Un ritorno in grande stile al titolo mi suggerisce invece di premiare l’Ajax: i fasti di inizio decennio sono lontani, ma gli ajacidi esprimono ancora un grande calcio, hanno in Krol, reinventato libero, l’alfiere di punta e in generale vantano diversi giocatori di calibro internazionale (Lerby e Arnesen su tutti).
Un’altra grande torna a far parlare di sé, ed è il Real Madrid del vecchio Pirri, di Del Bosque, del colosso Stielike e soprattutto di Carlos Santillana, che domina la Liga e sfiora il double, raggiungendo la finale di Coppa del Re: i Blancos sono pronti per tornare a dire la loro in Europa.
1979-1980
Dopo anni di dominio inglese, i tedeschi si riprendono lo scettro: il Bayern Monaco del pallone d’oro Rummenigge e dell’eterno Breitner, circondati da numerosi giocatori di valore, vince la Bundesliga al termine di un lungo duello con l’Amburgo, ed è probabilmente la miglior formazione europea quando gli anni ’70 sfumano negli anni ’80.
L’Amburgo che perde la finale di Coppa dei Campioni contro il Nottingham è diventato una delle grandi del continente, benché resti a bocca asciutta, perdendo tutto sul filo di lana: Keegan è ancora la sua stella, ma i tedeschi schierano diversi altri campioni e sono una formazione solida e matura.

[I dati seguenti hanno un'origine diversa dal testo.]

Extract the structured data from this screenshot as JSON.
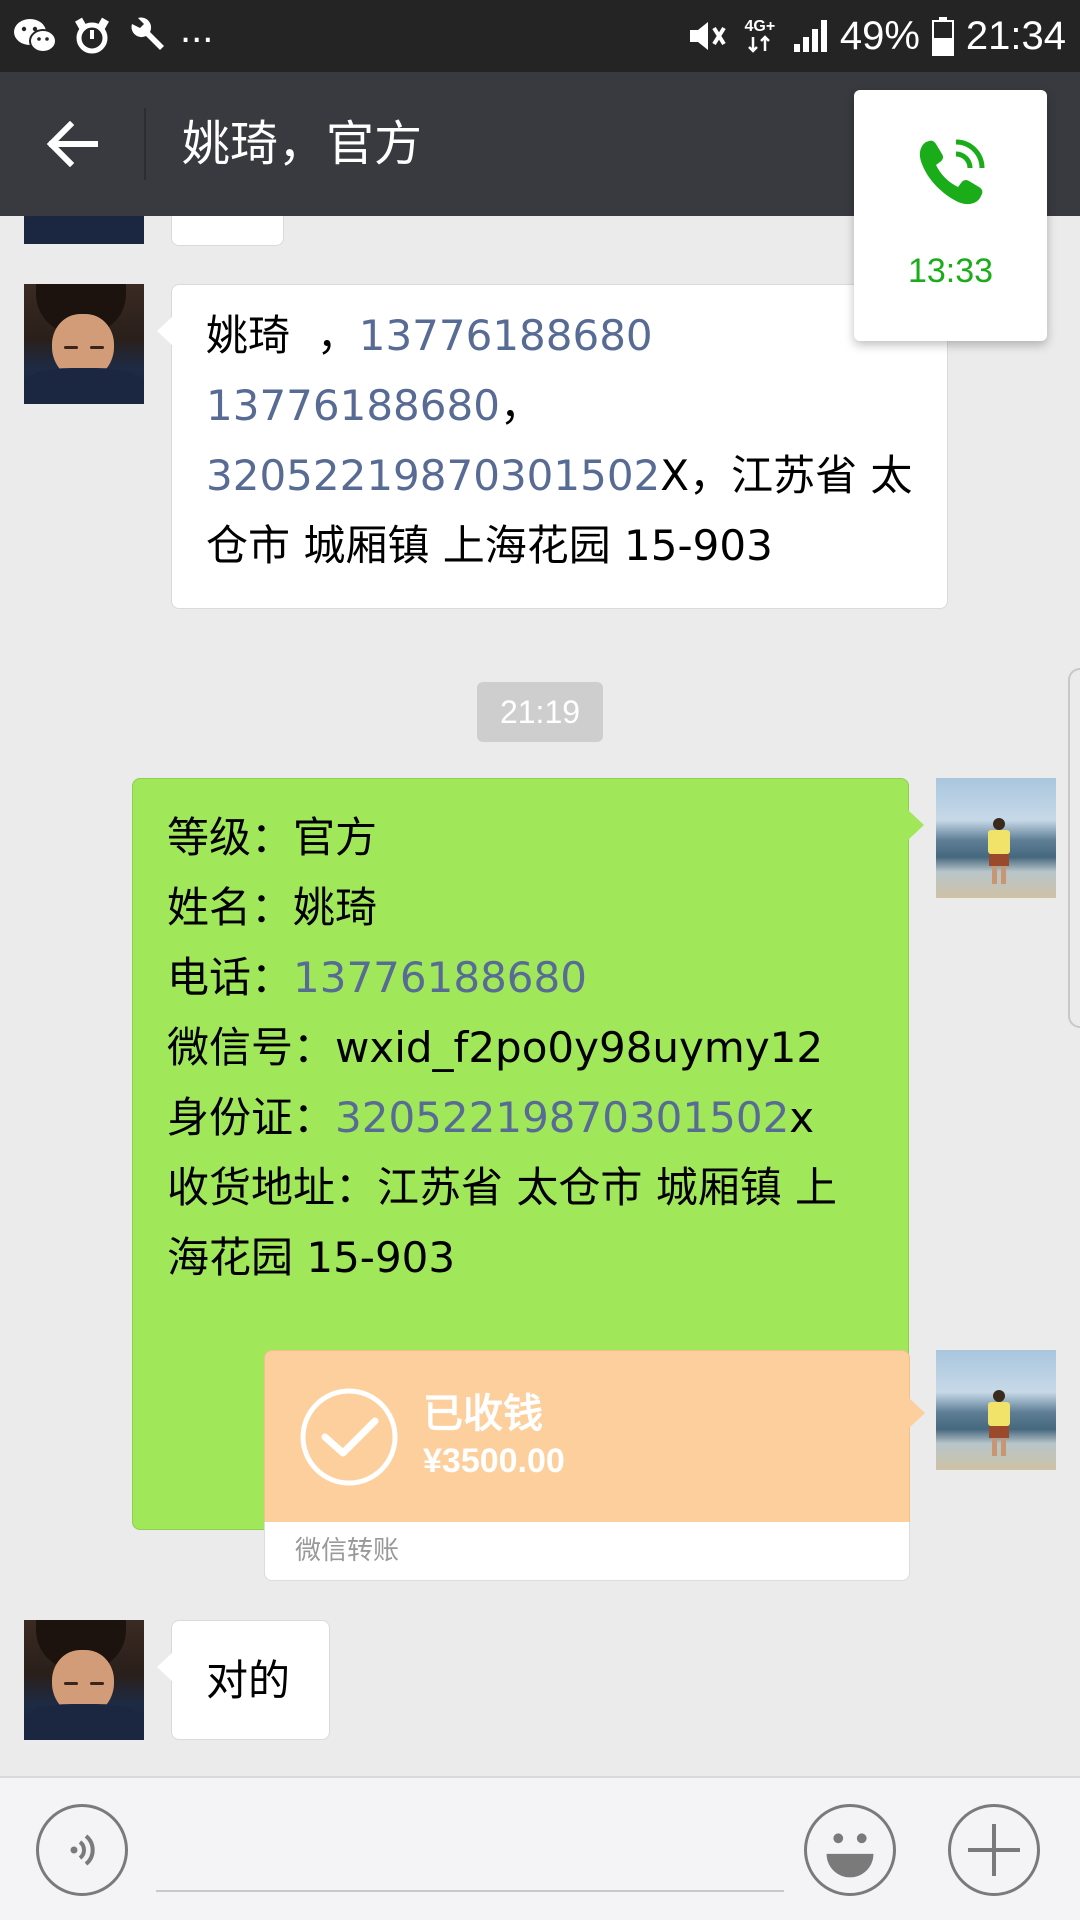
{
  "status_bar": {
    "ellipsis": "...",
    "network": "4G+",
    "battery": "49%",
    "time": "21:34",
    "icons": [
      "wechat-icon",
      "alarm-icon",
      "wrench-icon",
      "mute-icon",
      "signal-icon",
      "battery-icon"
    ]
  },
  "header": {
    "title": "姚琦，官方"
  },
  "call_card": {
    "time": "13:33",
    "icon": "phone-icon",
    "accent": "#1aad19"
  },
  "chat": {
    "incoming_1": {
      "name": "姚琦",
      "sep1": "  ，",
      "phone1": "13776188680",
      "phone2": "13776188680",
      "sep2": "，",
      "id_number": "320522198703015‌02",
      "id_number_plain": "320522198703015",
      "id_digits_tail": "02",
      "id_suffix": "X",
      "address_line1": "，江苏省 太",
      "address_line2": "仓市 城厢镇 上海花园 15-903"
    },
    "timestamp": "21:19",
    "outgoing_1": {
      "line1_label": "等级：",
      "line1_value": "官方",
      "line2_label": "姓名：",
      "line2_value": "姚琦",
      "line3_label": "电话：",
      "line3_value": "13776188680",
      "line4_label": "微信号：",
      "line4_value": "wxid_f2po0y98uymy12",
      "line5_label": "身份证：",
      "line5_value": "320522198703015",
      "line5_value_tail": "02",
      "line5_suffix": "x",
      "line6": "收货地址：江苏省 太仓市 城厢镇 上",
      "line7": "海花园 15-903"
    },
    "transfer": {
      "status": "已收钱",
      "amount": "¥3500.00",
      "label": "微信转账",
      "color": "#fdcf9d"
    },
    "incoming_2": {
      "text": "对的"
    }
  },
  "input_bar": {
    "voice_icon": "voice-icon",
    "emoji_icon": "emoji-icon",
    "plus_icon": "plus-icon",
    "placeholder": ""
  }
}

In Coppa dei Campioni subisce un’inattesa eliminazione agli ottavi, ma ciò non toglie che il Liverpool sia ancora una delle squadre di riferimento in Europa, come dimostra l’ennesimo titolo strappato a una concorrenza agguerrita in First Division: trascinati da un Daglish ispiratissimo e dal senso del gol di David Johnson, i Reds vincono il dodicesimo titolo nazionale della loro storia.
Il Nottingham Forest di Brian Clough completa la favola più bella della storia del calcio, almeno a livello di club, portando nelle Midlands la seconda Coppa dei Campioni consecutiva: il gioco è meno spumeggiante di quello delle due stagioni precedenti, e anche la finale viene vinta per il rotto della cuffia e soprattutto grazie a una magistrale prestazione di Peter Shilton tra i pali, ma non mancano momenti di splendore (le vittorie contro Ajax e la temibile Dinamo Berlino, rimontata in Germania Est dopo la sconfitta del City Ground) e il secondo trionfo europeo mi impone comunque una menzione nella cinquina.
Nel nostro campionato vince ancora una volta una squadra (l’Inter di Bersellini) non indimenticabile che fatico ad annoverare tra le migliori in assoluto, mentre fatico molto meno a premiare il Real Madrid che si conferma campione di Spagna, trascinato dal suo campione Carlos Santillana e sempre forte di alcuni giocatori di spessore internazionale, su tutti il nazionale tedesco Uli Stielike, premiato per la seconda volta consecutiva calciatore straniero dell’anno nella Liga.